Licensed hunting of wolves is a hot issue and the Swedish Predators Organization is formulating now an appeal to the administrative court in Lulea.

There are 340 wolves in Sweden, slightly fewer than in 2015. According to the County Administrative Board of Värmland, there are 110 of them right now in our county.

The County Administrative Board has now decided that there will be licensed hunting of wolves in January, a total of 24 wolves will be shot in four counties, of which 6 wolves in Värmland and six wolves in our county common territory with Orebro.

But Gunnar Glöersen predator specialist in charge of the Swedish Hunters Association stands firmly in their opinion that they should shoot twice as many wolves than what Värmland and Örebro were awarded:

“It costs a lot to have the wolf.

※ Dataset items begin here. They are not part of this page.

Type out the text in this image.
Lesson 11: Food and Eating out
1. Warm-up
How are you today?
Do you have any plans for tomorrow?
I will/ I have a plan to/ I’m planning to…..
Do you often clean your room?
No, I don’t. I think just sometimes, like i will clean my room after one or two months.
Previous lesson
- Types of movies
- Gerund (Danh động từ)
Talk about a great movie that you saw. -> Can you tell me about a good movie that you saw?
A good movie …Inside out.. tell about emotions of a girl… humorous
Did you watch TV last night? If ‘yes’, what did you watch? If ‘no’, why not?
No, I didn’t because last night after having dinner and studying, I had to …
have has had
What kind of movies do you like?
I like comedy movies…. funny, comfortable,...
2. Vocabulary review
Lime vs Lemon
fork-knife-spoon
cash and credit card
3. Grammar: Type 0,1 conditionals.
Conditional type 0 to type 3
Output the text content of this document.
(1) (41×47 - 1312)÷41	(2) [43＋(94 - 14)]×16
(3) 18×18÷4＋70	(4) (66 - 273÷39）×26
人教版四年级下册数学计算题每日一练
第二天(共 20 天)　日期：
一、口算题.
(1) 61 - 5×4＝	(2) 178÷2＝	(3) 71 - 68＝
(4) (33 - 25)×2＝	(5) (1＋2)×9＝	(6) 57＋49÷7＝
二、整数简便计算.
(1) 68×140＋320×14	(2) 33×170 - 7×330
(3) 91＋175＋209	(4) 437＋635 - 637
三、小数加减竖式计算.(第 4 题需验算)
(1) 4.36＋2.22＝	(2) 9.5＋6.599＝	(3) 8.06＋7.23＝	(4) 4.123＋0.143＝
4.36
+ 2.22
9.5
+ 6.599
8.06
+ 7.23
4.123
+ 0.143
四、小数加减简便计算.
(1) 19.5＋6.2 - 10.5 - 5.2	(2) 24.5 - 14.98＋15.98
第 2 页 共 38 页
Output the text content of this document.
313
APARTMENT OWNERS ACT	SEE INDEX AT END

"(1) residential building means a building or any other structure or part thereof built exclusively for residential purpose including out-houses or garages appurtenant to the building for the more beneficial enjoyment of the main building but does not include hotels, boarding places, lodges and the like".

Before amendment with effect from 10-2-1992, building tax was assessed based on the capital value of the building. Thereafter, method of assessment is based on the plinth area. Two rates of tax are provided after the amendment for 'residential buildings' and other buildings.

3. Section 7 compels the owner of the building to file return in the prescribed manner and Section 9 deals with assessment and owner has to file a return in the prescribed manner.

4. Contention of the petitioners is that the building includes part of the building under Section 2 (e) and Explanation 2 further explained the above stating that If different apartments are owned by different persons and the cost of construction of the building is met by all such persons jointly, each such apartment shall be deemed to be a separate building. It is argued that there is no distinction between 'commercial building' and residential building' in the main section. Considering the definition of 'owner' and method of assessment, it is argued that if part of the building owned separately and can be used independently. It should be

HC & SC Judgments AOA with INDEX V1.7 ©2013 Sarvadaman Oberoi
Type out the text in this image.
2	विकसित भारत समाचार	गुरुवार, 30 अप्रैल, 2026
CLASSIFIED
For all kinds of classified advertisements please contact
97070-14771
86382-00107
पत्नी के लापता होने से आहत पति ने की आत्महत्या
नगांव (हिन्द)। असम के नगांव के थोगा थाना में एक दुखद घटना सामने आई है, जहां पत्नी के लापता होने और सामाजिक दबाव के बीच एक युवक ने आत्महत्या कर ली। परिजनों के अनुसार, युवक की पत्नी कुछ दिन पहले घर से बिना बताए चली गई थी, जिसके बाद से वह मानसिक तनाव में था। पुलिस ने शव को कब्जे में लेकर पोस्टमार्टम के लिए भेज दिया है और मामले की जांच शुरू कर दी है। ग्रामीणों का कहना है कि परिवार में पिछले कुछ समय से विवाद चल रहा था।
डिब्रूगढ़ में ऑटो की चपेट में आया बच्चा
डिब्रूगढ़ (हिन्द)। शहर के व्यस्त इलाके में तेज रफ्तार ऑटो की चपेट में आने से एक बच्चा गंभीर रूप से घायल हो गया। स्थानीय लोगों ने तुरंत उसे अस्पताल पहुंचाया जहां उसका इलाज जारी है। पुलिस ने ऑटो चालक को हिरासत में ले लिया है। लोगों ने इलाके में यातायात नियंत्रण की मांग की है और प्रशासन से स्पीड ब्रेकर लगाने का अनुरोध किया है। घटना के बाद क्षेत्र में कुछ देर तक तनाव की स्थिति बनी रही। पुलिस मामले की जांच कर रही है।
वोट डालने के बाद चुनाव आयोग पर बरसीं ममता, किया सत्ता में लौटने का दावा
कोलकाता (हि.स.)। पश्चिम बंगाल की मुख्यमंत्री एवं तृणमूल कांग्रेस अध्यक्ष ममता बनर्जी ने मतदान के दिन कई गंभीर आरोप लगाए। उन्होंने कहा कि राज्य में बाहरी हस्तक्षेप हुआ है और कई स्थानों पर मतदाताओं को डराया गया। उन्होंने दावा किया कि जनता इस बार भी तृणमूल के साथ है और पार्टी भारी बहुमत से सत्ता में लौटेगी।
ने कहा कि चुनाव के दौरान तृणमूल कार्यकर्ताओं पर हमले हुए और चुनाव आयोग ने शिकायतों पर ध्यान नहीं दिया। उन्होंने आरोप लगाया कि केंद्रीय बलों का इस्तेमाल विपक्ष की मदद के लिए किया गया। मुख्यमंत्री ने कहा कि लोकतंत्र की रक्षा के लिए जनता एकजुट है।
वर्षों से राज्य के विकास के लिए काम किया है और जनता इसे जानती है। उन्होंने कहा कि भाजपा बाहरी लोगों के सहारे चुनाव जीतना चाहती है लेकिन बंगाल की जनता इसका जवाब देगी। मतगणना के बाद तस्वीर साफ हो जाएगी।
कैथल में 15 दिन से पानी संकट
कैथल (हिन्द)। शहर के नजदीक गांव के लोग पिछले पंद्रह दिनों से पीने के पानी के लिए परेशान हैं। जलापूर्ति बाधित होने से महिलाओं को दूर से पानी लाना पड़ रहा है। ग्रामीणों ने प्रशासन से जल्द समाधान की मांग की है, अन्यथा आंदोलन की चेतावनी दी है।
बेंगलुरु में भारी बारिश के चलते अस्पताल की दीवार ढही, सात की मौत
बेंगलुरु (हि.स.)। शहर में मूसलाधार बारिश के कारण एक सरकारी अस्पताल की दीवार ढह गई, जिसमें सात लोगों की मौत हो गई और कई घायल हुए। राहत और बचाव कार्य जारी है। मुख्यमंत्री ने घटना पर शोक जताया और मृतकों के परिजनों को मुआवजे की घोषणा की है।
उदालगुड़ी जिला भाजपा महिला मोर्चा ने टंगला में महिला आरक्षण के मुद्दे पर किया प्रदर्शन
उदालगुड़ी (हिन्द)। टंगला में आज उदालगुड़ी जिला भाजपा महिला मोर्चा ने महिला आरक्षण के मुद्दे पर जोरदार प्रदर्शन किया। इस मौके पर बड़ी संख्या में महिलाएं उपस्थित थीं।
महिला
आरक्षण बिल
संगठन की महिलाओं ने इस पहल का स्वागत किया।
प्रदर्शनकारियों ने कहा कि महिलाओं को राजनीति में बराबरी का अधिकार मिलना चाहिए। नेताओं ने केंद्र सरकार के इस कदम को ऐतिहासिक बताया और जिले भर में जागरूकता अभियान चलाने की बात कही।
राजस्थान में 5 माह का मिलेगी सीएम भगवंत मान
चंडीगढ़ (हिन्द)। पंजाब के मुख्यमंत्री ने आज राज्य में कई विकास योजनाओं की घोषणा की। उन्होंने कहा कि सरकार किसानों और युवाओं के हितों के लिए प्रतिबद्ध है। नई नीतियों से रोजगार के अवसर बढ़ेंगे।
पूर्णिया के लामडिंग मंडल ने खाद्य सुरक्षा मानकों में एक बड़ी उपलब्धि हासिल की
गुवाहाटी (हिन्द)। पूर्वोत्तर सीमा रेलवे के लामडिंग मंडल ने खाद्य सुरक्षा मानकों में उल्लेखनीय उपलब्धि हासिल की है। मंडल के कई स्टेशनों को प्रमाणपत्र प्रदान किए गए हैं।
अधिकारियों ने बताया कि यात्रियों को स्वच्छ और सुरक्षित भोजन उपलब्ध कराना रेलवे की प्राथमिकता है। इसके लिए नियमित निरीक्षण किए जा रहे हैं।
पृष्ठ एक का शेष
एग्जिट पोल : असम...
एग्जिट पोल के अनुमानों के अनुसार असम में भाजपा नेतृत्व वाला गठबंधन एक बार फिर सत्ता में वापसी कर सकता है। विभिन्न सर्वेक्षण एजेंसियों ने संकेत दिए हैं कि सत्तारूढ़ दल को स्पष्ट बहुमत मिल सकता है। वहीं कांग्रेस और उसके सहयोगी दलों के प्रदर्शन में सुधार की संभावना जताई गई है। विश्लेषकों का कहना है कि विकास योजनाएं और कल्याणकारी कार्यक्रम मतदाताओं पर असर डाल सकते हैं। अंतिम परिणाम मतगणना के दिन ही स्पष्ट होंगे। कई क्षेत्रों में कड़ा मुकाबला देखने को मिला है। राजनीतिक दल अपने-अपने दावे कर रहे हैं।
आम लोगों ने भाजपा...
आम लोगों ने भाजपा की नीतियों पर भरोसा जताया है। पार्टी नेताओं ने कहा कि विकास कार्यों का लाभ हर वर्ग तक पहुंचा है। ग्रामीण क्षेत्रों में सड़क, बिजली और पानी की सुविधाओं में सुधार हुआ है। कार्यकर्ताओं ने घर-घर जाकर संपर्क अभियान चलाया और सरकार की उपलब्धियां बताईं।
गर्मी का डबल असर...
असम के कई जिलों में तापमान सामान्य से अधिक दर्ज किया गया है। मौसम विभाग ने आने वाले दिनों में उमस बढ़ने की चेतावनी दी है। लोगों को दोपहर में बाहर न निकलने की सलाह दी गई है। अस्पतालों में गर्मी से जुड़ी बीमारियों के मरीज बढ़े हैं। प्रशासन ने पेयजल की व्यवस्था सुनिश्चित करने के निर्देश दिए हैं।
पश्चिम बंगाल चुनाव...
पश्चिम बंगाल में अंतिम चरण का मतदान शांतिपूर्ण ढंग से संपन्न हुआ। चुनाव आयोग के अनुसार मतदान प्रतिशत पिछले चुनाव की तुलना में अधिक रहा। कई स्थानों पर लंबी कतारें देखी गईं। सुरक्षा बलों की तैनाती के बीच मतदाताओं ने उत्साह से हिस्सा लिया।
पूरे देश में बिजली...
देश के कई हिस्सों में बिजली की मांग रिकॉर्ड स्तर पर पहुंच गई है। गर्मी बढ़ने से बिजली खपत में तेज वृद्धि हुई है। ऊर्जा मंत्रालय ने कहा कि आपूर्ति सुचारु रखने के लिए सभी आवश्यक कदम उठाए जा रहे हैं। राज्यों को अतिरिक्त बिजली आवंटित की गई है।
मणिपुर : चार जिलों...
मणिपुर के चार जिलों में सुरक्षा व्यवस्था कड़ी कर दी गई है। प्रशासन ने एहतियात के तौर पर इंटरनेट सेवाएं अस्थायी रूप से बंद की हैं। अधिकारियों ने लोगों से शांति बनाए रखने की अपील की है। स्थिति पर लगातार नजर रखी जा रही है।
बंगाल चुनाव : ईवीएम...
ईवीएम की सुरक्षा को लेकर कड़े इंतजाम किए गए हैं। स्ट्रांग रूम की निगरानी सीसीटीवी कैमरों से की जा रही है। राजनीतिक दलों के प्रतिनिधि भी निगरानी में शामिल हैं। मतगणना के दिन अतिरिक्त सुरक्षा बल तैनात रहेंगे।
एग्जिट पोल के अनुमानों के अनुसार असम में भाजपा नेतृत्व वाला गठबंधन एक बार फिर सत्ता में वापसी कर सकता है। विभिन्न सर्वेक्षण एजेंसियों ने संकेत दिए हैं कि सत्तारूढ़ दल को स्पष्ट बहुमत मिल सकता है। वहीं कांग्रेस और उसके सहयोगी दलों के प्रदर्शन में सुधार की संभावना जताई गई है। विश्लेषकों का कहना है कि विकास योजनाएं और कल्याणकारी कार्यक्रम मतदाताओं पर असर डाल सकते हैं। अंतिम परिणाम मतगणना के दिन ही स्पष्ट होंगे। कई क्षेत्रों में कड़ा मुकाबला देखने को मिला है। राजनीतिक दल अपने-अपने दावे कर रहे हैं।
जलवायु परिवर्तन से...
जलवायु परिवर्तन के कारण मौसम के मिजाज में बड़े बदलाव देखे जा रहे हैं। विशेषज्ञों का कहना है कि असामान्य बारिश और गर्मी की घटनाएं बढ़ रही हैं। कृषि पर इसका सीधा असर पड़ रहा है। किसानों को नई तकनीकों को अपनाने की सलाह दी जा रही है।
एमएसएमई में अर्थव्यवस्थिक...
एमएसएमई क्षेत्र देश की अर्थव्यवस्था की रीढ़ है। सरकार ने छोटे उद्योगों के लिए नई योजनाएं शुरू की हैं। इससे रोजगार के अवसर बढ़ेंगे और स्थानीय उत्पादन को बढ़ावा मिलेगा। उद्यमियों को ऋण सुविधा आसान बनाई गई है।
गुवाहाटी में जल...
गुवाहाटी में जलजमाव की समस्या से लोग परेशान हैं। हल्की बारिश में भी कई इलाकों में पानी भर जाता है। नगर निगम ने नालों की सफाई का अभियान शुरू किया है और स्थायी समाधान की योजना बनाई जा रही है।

We from the Hunting Confederation has said that we accept the wolf, but it must be done in such a way that injury claim solutions are limited, and not a small part of the country will bear the entire burden. If I were to have it, they should have a greater geographical spread.”

How do the wolves spread, then?

“You have to let the wolf to spread itself. One can not actively disseminate them,” says Gunnar Glöersen.

Torbjorn Nilsson, Chairman of the Swedish Society for Predators, says this:

“It will go in order to let the wolves is that it allows the increase in the number by propagation. So it would become a natural exchange around the Bothnian Bay. We believe that all human activities must take into account natural conditions, to include large predators such as wolves, bears and lynx.”